2. Kadastro sonucunda, Rize ili, Fındıklı İlçesi, ... Mahallesi çalışma alanında bulunan 491 ada 9, 607 ada 11, 607 ada 12, 608 ada 2, 609 ada 13, 609 ada 24, 609 ada 27, 611 ada 5, 611 ada 8, 613 ada 10, 614 ada 3 ve 619 ada 21 parsel sayılı taşınmazların kazandırıcı zamanaşımı zilyetliği ve miras yoluyla gelen hakka dayalı olarak ... ... ... çocukları olan davanın tarafları adına tespit gördüğü, tespitin itiraza uğramadan 12.08.2006 tarihinde kesinleştiği, 609 ada 13 ve 619 ada 21 parsel sayılı taşınmazların taraflar adına kayıtlı olduğu, davalı ...'in diğer taşınmazlardaki payını 25.11.2020 tarihinde davalı ...'e satış yoluyla devrettiği anlaşılmaktadır.

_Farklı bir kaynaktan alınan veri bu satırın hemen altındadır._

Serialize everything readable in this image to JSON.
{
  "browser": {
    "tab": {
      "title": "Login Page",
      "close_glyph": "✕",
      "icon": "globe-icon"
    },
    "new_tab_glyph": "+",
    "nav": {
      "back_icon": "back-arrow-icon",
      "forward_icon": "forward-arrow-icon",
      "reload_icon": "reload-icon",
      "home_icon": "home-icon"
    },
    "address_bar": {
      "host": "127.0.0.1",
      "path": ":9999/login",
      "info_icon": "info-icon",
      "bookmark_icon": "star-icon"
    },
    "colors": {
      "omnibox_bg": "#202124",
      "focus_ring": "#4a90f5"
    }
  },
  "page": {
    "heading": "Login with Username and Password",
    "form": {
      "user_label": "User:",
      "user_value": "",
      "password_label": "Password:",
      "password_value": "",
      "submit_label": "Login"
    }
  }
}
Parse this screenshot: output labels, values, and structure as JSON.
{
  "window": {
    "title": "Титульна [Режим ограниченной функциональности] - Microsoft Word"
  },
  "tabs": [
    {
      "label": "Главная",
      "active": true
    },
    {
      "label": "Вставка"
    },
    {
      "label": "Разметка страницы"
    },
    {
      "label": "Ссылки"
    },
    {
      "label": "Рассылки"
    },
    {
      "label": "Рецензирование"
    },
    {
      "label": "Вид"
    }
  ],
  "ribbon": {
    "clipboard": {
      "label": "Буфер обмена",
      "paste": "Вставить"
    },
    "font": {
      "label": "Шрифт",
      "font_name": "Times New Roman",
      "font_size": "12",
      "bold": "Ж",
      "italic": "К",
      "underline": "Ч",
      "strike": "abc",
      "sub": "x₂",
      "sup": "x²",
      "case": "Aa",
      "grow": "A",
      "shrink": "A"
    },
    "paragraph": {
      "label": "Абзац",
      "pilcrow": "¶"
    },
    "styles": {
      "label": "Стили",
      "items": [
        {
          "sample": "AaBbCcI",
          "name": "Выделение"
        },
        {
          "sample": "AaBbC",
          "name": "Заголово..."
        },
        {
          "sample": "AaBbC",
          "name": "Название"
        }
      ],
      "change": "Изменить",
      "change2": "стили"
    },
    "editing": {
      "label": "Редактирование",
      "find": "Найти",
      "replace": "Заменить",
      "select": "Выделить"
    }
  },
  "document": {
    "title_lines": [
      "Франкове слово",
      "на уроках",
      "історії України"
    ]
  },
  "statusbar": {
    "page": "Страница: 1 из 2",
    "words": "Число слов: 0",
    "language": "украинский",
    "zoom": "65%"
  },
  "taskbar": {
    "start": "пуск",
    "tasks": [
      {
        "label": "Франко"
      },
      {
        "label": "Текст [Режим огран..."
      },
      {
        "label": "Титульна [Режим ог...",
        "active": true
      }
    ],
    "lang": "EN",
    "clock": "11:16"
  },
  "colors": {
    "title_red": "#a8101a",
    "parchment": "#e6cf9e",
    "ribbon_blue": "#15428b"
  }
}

3. Temyizen incelenen karar, tarafların karşılıklı iddia ve savunmalarına, dayandıkları belgelere, uyuşmazlığa uygulanması gereken hukuk kuralları ile hukuki ilişkinin nitelendirilmesine, dava şartlarına, yargılama ve ispat kuralları ile kararda belirtilen gerekçelere göre usul ve kanuna uygun olup davalı ... vekili tarafından temyiz dilekçesinde ileri sürülen nedenler kararın bozulmasını gerektirecek nitelikte görülmemiştir.
VI. KARAR
Açıklanan sebeple;
Davalı ... vekilinin temyiz itirazının reddi ile temyiz olunan Bölge Adliye Mahkemesi kararının 6100 sayılı Kanun'un 370 inci maddesinin birinci fıkrası uyarınca ONANMASINA,
Aşağıda yazılı 11.022,11 TL bakiye onama harcının temyiz edenden alınmasına,
Dosyanın İlk Derece Mahkemesine, kararın bir örneğinin Bölge Adliye Mahkemesine gönderilmesine,
04.12.2023 tarihinde kesin olmak üzere oy birliğiyle karar verildi.